2. It Starts with the Oscillator

  The longest journey starts with a single step.  I knew this was an ambitious project and that it may never be complete.  So I decided to just take one step at a time.  For me on this journey that first step was the voltage controlled oscillator (VCO), the core of any subtractive analog synthesizer.  So I began researching VCO circuits.

  Electronic synthesizers began taking off in the 70's, and incorporated many circuits that have been around even longer than that, so VCO circuits are nothing new.  Not only is there plenty of circuit info available on the 'net, I found there's quite an active community for DIY (Do It Yourself) modular synth's and eventually came across a fantastic website by DIY synth enthusiest Yves Usson, yusynth.net.  On this site Yves shares with us many excellent designs complete with schematics and layouts.  His VCO circuit sounded like a great place to start, especially since he provide a layout.  All I had to do was order the parts (I use mouser.com) from the parts list, print out the layout and etch the board (there are many tutorials online about how to etch your own boards so I won't go into that).

  The designs on yusynth are intended to be used in a modular synthesizer, which is not exactly what I wanted.  As the title of this blog states, I set out to build an integrated synth as I wanted something more compact and less cumbersome.  An 8 voice modular unit is quite a beast and while the routing options of an integrated synth are more limited I felt the routing utilized in the Jupiter would be sufficient for what I wanted.  Even though the yusynth designs are "modular", the circuits are very similar to the sections that make up an integrated synth, all I had to do was integrate them.

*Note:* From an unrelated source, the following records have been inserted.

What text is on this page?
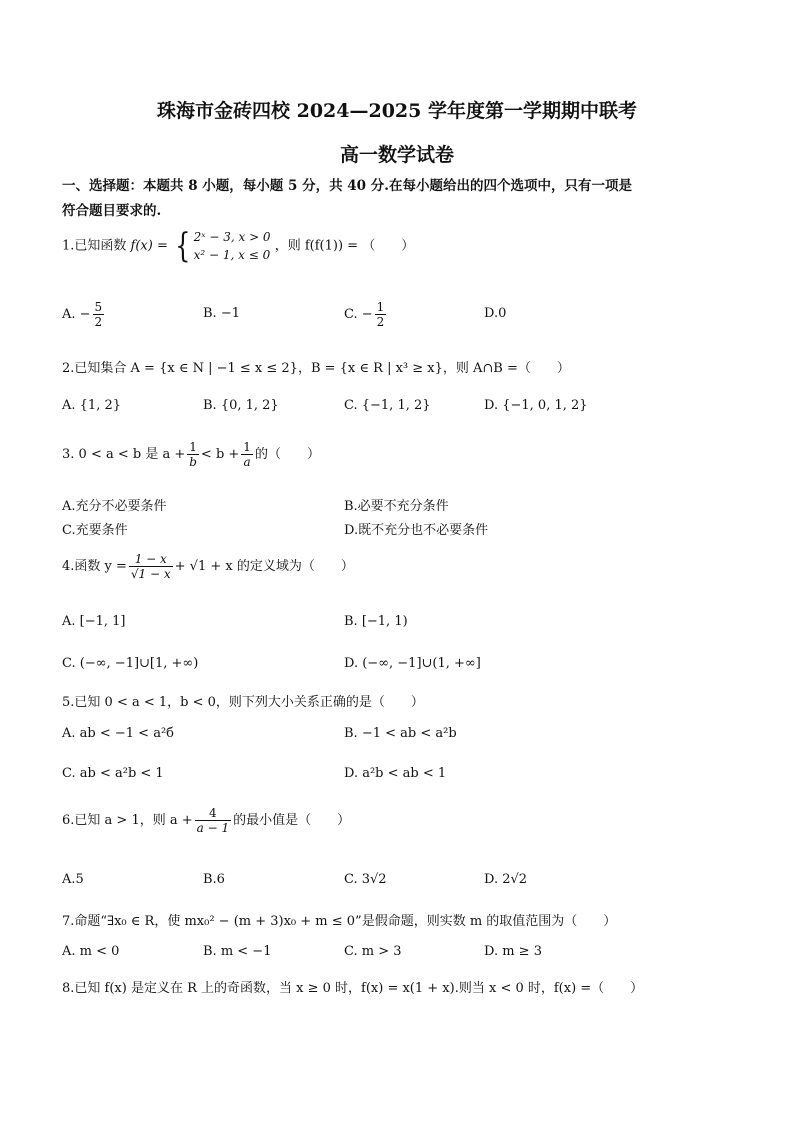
珠海市金砖四校 2024—2025 学年度第一学期期中联考
高一数学试卷
一、选择题：本题共 8 小题，每小题 5 分，共 40 分.在每小题给出的四个选项中，只有一项是
符合题目要求的.
1.已知函数 f(x) = { 2ˣ − 3, x > 0
x² − 1, x ≤ 0
，则 f(f(1)) = （　　）
A. − $\frac{5}{2}$	B. −1	C. − $\frac{1}{2}$	D.0
2.已知集合 A = {x ∈ N | −1 ≤ x ≤ 2}，B = {x ∈ R | x³ ≥ x}，则 A∩B =（　　）
A. {1, 2}	B. {0, 1, 2}	C. {−1, 1, 2}	D. {−1, 0, 1, 2}
3. 0 < a < b 是 $a + \frac{1}{b} < b + \frac{1}{a}$ 的（　　）
A.充分不必要条件	B.必要不充分条件
C.充要条件	D.既不充分也不必要条件
4.函数 $y = \frac{1 - x}{√1 - x} + √1 + x$ 的定义域为（　　）
A. [−1, 1]	B. [−1, 1)
C. (−∞, −1]∪[1, +∞)	D. (−∞, −1]∪(1, +∞]
5.已知 0 < a < 1，b < 0，则下列大小关系正确的是（　　）
A. ab < −1 < a²б	B. −1 < ab < a²b
C. ab < a²b < 1	D. a²b < ab < 1
6.已知 a > 1，则 $a + \frac{4}{a - 1}$ 的最小值是（　　）
A.5	B.6	C. 3√2	D. 2√2
7.命题“∃x₀ ∈ R，使 mx₀² − (m + 3)x₀ + m ≤ 0”是假命题，则实数 m 的取值范围为（　　）
A. m < 0	B. m < −1	C. m > 3	D. m ≥ 3
8.已知 f(x) 是定义在 R 上的奇函数，当 x ≥ 0 时，f(x) = x(1 + x).则当 x < 0 时，f(x) =（　　）
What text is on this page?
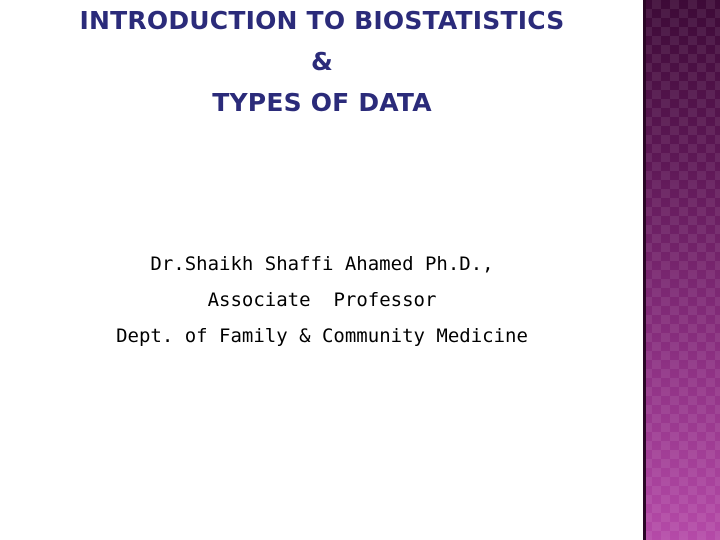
INTRODUCTION TO BIOSTATISTICS
&
TYPES OF DATA
Dr.Shaikh Shaffi Ahamed Ph.D.,
Associate  Professor
Dept. of Family & Community Medicine
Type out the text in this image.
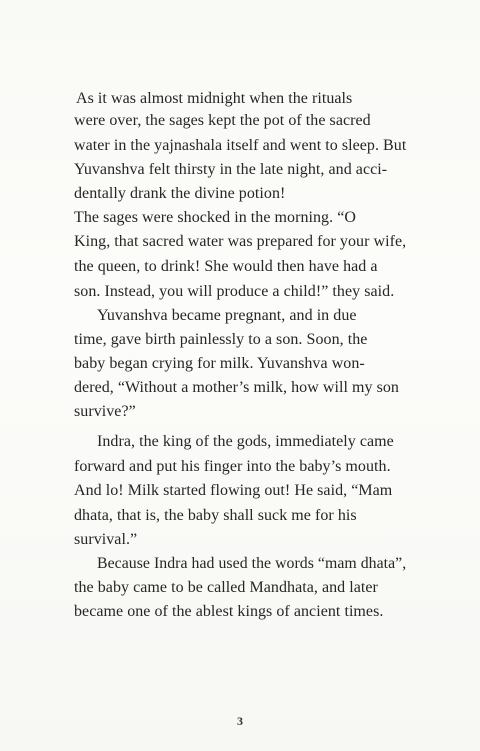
As it was almost midnight when the rituals
were over, the sages kept the pot of the sacred
water in the yajnashala itself and went to sleep. But
Yuvanshva felt thirsty in the late night, and acci-
dentally drank the divine potion!
The sages were shocked in the morning. “O
King, that sacred water was prepared for your wife,
the queen, to drink! She would then have had a
son. Instead, you will produce a child!” they said.
Yuvanshva became pregnant, and in due
time, gave birth painlessly to a son. Soon, the
baby began crying for milk. Yuvanshva won-
dered, “Without a mother’s milk, how will my son
survive?”
Indra, the king of the gods, immediately came
forward and put his finger into the baby’s mouth.
And lo! Milk started flowing out! He said, “Mam
dhata, that is, the baby shall suck me for his
survival.”
Because Indra had used the words “mam dhata”,
the baby came to be called Mandhata, and later
became one of the ablest kings of ancient times.
3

  But I'm getting ahead of myself, back to the VCO.  I took the first step and built a single VCO board not really knowing what to expect, and figuring if it didn't work out it was only a few bucks and not a big loss at this point.  After some trouble shooting (only my second DIY PCB) I was pleasantly surprised with the result.  It sounded great!  At least for a single oscillator with no filter or envelope control or keyboard etc.  It wasn't anything fancy, it's just and oscillator after all.  All it did was produce a constant tone whose pitch I could vary by twisting some knobs.  But as a base to start building up from, I was very happy.